Life Prayers

Life Prayers July 20, 2012

In our search for spiritual direction we often look for the exceptional and the extraordinary.  That is understandable, particularly in an increasingly materialistic world where what is most real is what we can sense — see, feel, hear, touch, and smell.  It is also understandable, given our tendency to think of that world as a world devoid of God’s presence.

Far too often we assume that if God does exist, God likely lurks just beyond the last material reality that we have discovered and understand.  The longing for the exceptional and the extraordinary is, then, a longing for the presence of God in a world that feels devoid of God’s presence.

Of course, the problem with this search for God is that we also unwittingly confine our sense of God’s leading to the exceptional.  The result?

  • Our exposure to God’s prompting is confined to a handful of moments in life.
  • We rob ourselves of the sense of God’s promise and providential care that is evident, every minute and every day of the week.
  • We assume that the exceptional moments are the ones that are most clearly indicative of the will of God when, in fact, they may be far from representative.
  • And we inevitably open less and less of our lives to the prompting of the Holy Spirit, living much, if not most of our lives as de facto atheists.

Our lives are, in fact, continuously open to the presence of God and the patterns that shape our experiences are at least as likely, if not more likely to represent the trajectory of God’s grace and the Spirit’s leading than are the exceptional moments.

Life Prayer (or what Ignatius of Loyola described as “the Examen”) — is the invitation to pray with our lives, to notice patterns and graces and to reflect on them in God’s presenc.  They are a means of breaking with our tendency to rely on the exceptional as the key to connecting with the Divine — the practice of bringing the commonplace front and center in our efforts to cultivate an awareness of God’s presence.

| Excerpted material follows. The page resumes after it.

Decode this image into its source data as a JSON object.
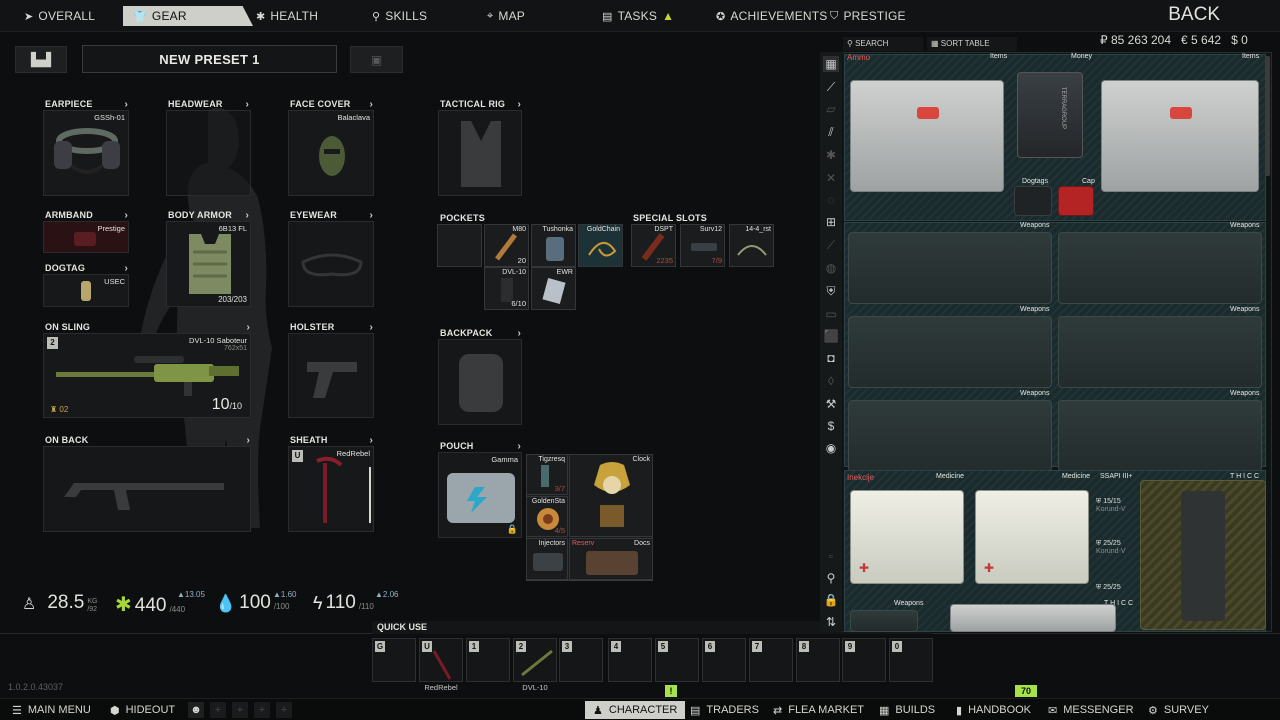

Find time, space, and silence to pursue Life Prayers on a regular basis and be prepared to learn what it means to live continuously in the presence of God:

  • Ask God to tell you when and where God has been present.
  • Ask God to remind you of times when your choices have made it difficult to be alert to and aware of God’s presence.
  • Ask God to surface the patterns in your life that are God’s enduring gifts to you
  • Ask how those gifts are meant to shape you
  • Ask what kind of gift your life is meant to be as a result
  • Invite God to help you identify ways in which to live more deeply into the life that you have been given
  • And let that life be your prayer

Gracious Lord, Lover of Souls, the life you have given me is gift, grace, and prayer.  So move in my life that ever greater reaches of heart, mind, soul, and body are aware of your presence.  So move me that my life itself might be a prayer and receive the thanksgiving of my grateful heart, in the name of your Son, my Savior, Jesus the Christ.  Amen.